Isolation and characterization of Df(2R)BSC261
Stacey Christensen and Kevin Cook
Bloomington Stock Center
Indiana University
Df(2R)BSC261 was isolated as a FLP recombinase-induced recombination event involving PBac{RB}Epace01145 and P{XP}d06988. The deletion was isolated as a chromosome lacking miniwhite markers in progeny of P{hsFLP}1, y1 w1118; PBac{RB}Epace01145/P{XP}d06988 males crossed to w1118; P{hs-hid}2, wgSp-1/CyO females. These males were heat shocked as larvae as described in Parks et al., Nature Genetics 36: 288-292, 2004 (FBrf0175003). This cross and crosses in preceding and succeeding generations maintained the original genetic background of the Exelixis insertion stocks (Thibault et al., Nature Genetics 36: 283-287, 2004; FBrf0175002).

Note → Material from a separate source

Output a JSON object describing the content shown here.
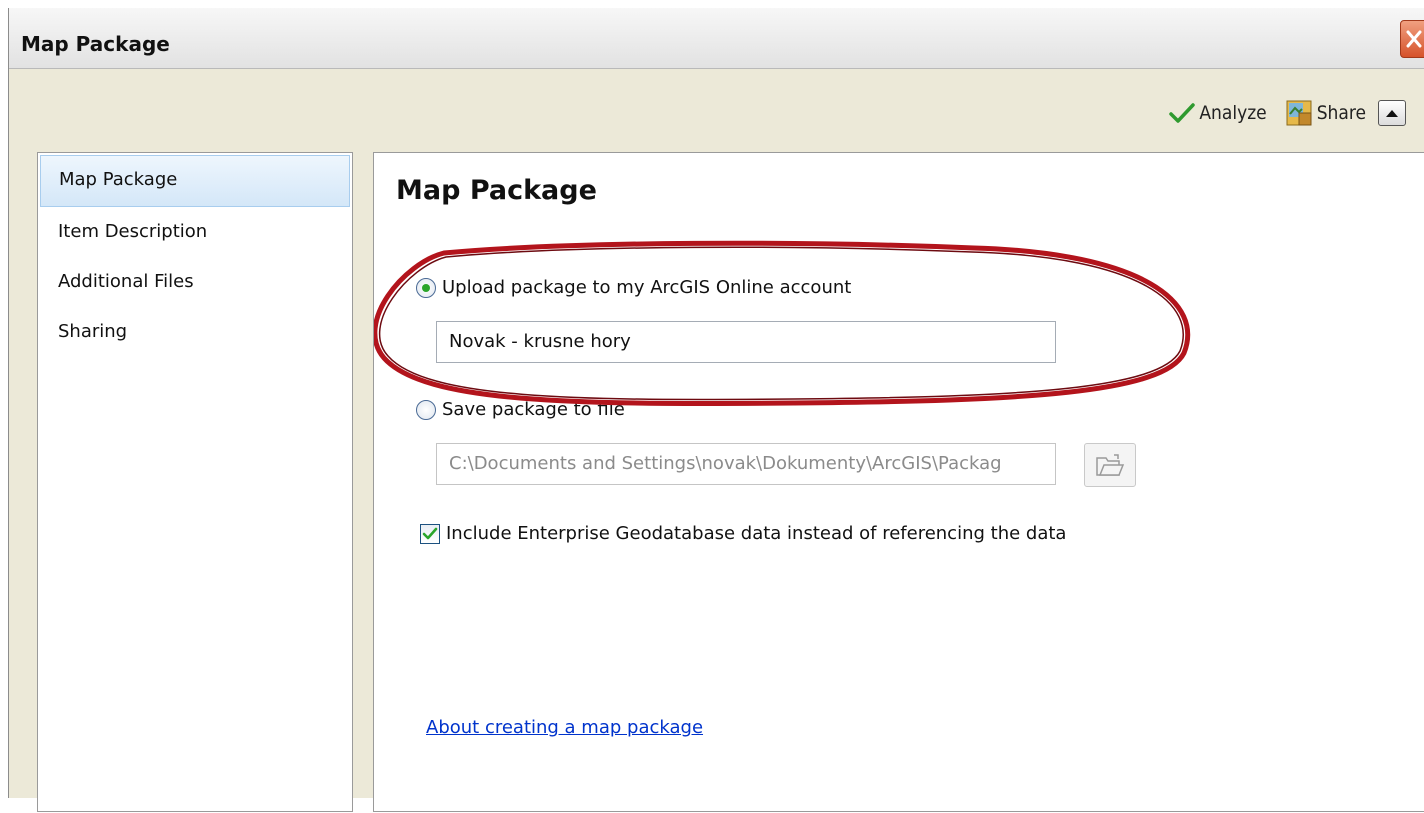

The recombination event generated the genetic element P+PBac{XP5.RB3}BSC261 from the segment of PBac{RB}Epace01145 to the left of its FRT site and the segment of P{XP}d06988 to the right of its FRT site. Its presence was verified using the PCR methods and primers described in Parks et al. with the substitution of the primer 5'-CCAATGCGTTTATTTCAGGTCACG-3' for the RB3' plus or RB3' minus primer in the Hybrid PCR protocol in the Supplementary Methods. Exelixis, Inc. determined the insertion site of P{XP}d06988 to be at Release 3 genomic coordinate 2085948 on chromosome arm 2R. This corresponds to 42E5 on Release 3 and 4 genome map2. The predicted position of PBac{RB}Epace01145 on the Release 4 map is 42D1. Consequently, the cytological breakpoints of Df(2R)BSC261 are predicted to be 42D1;42E5. It failed to complement Df(2R)Exel6051.